Explosion Caused By Chain Reaction
While in orbit, the astronauts had to regularly switch on the internal fans of the fuel tanks to stir the super cold oxygen, which appeared to stratify, or settle into layers. However, when Swigert switched on the fans on the second oxygen tank for a regular “cryo stir” on the night of April 13, the damaged wiring triggered a spark, which ignited the fire. The tank exploded at 9:08 p.m., when its internal pressure increased.
As Lovell recounts, the bang took both him and Haise off balance. “I looked up at Fred Haise, wondering if he knew what was causing the noise. And, based on his speech, he had no idea. Then I looked down at Jack Swigert in the command module, his eyes as wide as saucers. And I could see that…this was just the beginning of a long, perilous journey home.”
Swigert shouted, “Houston, we’ve got a problem here,” after seeing an alarm light switch on after hearing the bang of the exploded tank. (He was famously misquoted later.) More flashing lights soon signalled the loss of two of the ship’s three fuel cells, which provided potable water in addition to electricity for cooling the spacecraft’s systems and hydrating the astronauts.
Then, 13 minutes later, Lovell looked out the window and found something else troubling. “We’re venting something out into…space,” he reported. “It’s some kind of gas.” Since the two oxygen tanks were in the same section of the spacecraft, the explosion had also destroyed the other tank, causing it to leak oxygen into space.

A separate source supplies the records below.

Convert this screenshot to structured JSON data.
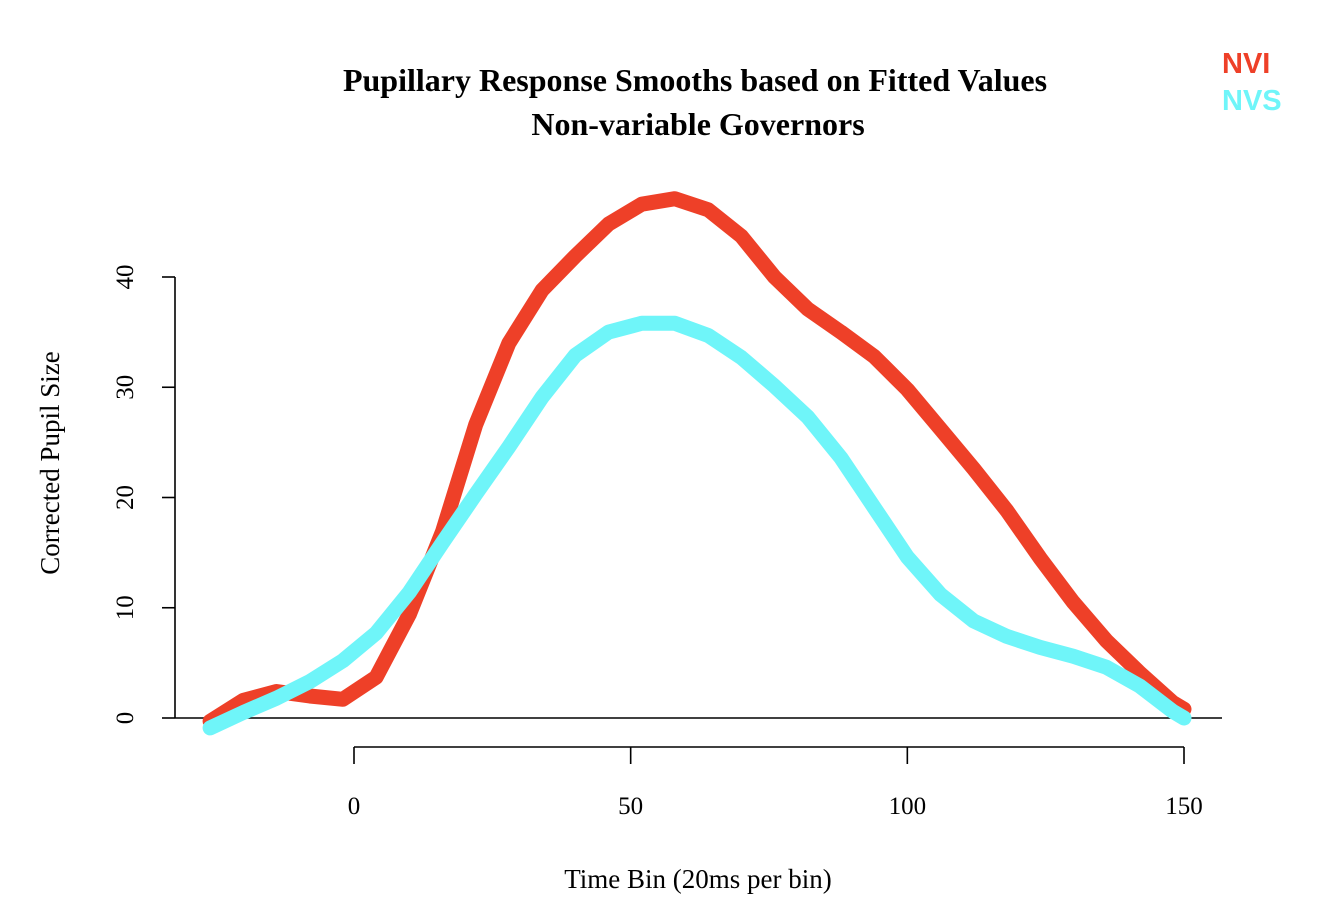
{
  "chart_data": {
    "type": "line",
    "title": "Pupillary Response Smooths based on Fitted Values",
    "subtitle": "Non-variable Governors",
    "xlabel": "Time Bin (20ms per bin)",
    "ylabel": "Corrected Pupil Size",
    "xlim": [
      -26,
      153
    ],
    "ylim": [
      -1,
      48
    ],
    "xticks": [
      0,
      50,
      100,
      150
    ],
    "yticks": [
      0,
      10,
      20,
      30,
      40
    ],
    "grid": false,
    "legend_position": "top-right",
    "series": [
      {
        "name": "NVI",
        "color": "#ee4028",
        "x": [
          -26,
          -20,
          -14,
          -8,
          -2,
          4,
          10,
          16,
          22,
          28,
          34,
          40,
          46,
          52,
          58,
          64,
          70,
          76,
          82,
          88,
          94,
          100,
          106,
          112,
          118,
          124,
          130,
          136,
          142,
          148,
          150
        ],
        "y": [
          -0.3,
          1.6,
          2.4,
          2.0,
          1.7,
          3.7,
          9.4,
          16.9,
          26.6,
          34.0,
          38.8,
          41.9,
          44.8,
          46.6,
          47.1,
          46.1,
          43.7,
          40.0,
          37.1,
          35.0,
          32.8,
          29.8,
          26.2,
          22.6,
          18.8,
          14.5,
          10.5,
          7.0,
          4.1,
          1.4,
          0.8
        ]
      },
      {
        "name": "NVS",
        "color": "#6ff5f9",
        "x": [
          -26,
          -20,
          -14,
          -8,
          -2,
          4,
          10,
          16,
          22,
          28,
          34,
          40,
          46,
          52,
          58,
          64,
          70,
          76,
          82,
          88,
          94,
          100,
          106,
          112,
          118,
          124,
          130,
          136,
          142,
          148,
          150
        ],
        "y": [
          -0.9,
          0.5,
          1.8,
          3.3,
          5.2,
          7.7,
          11.4,
          15.9,
          20.3,
          24.6,
          29.1,
          32.9,
          35.0,
          35.8,
          35.8,
          34.7,
          32.7,
          30.1,
          27.3,
          23.6,
          19.1,
          14.6,
          11.2,
          8.8,
          7.4,
          6.4,
          5.6,
          4.6,
          2.9,
          0.6,
          0.0
        ]
      }
    ]
  }
}
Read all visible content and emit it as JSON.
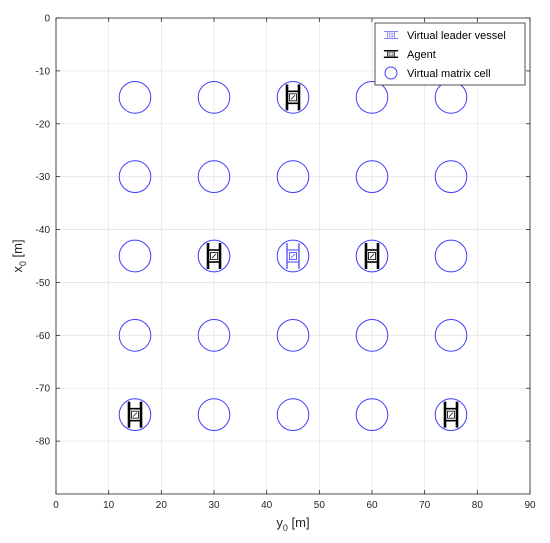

Apollo 13’s Difficult Flight Back To Earth
Ground controllers in Houston have been activated to conduct an unparalleled survival operation. They directed the crew to exit the spacecraft’s command module, Odyssey, and enter the separate landing module, Aquarius. If all had gone according to plan, Aquarius would not have been enabled until the astronauts were ready to land on the moon. It now had to hold Lovell, Swigert, and Haise alive for an estimated 90 hours before they could move back to the damaged command module for reentry into the Earth’s atmosphere.
To save energy, the crew switched off all non-critical systems onboard the spacecraft and reduced their water intake significantly in order to have enough to cool the landing module’s overworked hardware. If so much carbon dioxide collected in Aquarius, Mission Control devised a plan for the astronauts to clear the gas out, instructing them to make a “letter box” out of plastic bags, cardboard, and tape in order to purge the gas using command module canisters.
“They devised a method and then word for word relayed it up to us,” Lovell tells HISTORY This Week. “Hose.” Time, duct tape, and an old sock were the only things that kept us alive.”
The Apollo 13 Mission Deemed a ‘Successful Failure.’
The crew prepared for the final stages of their journey to Earth by jettisoning the lunar module on April 17, after engineers in Houston successfully re-powered Odyssey. Finally, at 11:53 a.m., the Apollo 13 spacecraft re-entered the Earth’s atmosphere, landing in the Pacific Ocean near Samoa.
NASA graded the Apollo 13 mission as a “successful failure” because so much useful experience was gained during the rescue of Lovell, Swiger, and Haise. Beginning with Apollo 14, each spacecraft will be outfitted with an additional battery as well as a third reserve oxygen tank, located in a separate section of the service module from the other two, that could be used solely to supply air to the astronauts. No such incident occurred again over the next eight Apollo missions.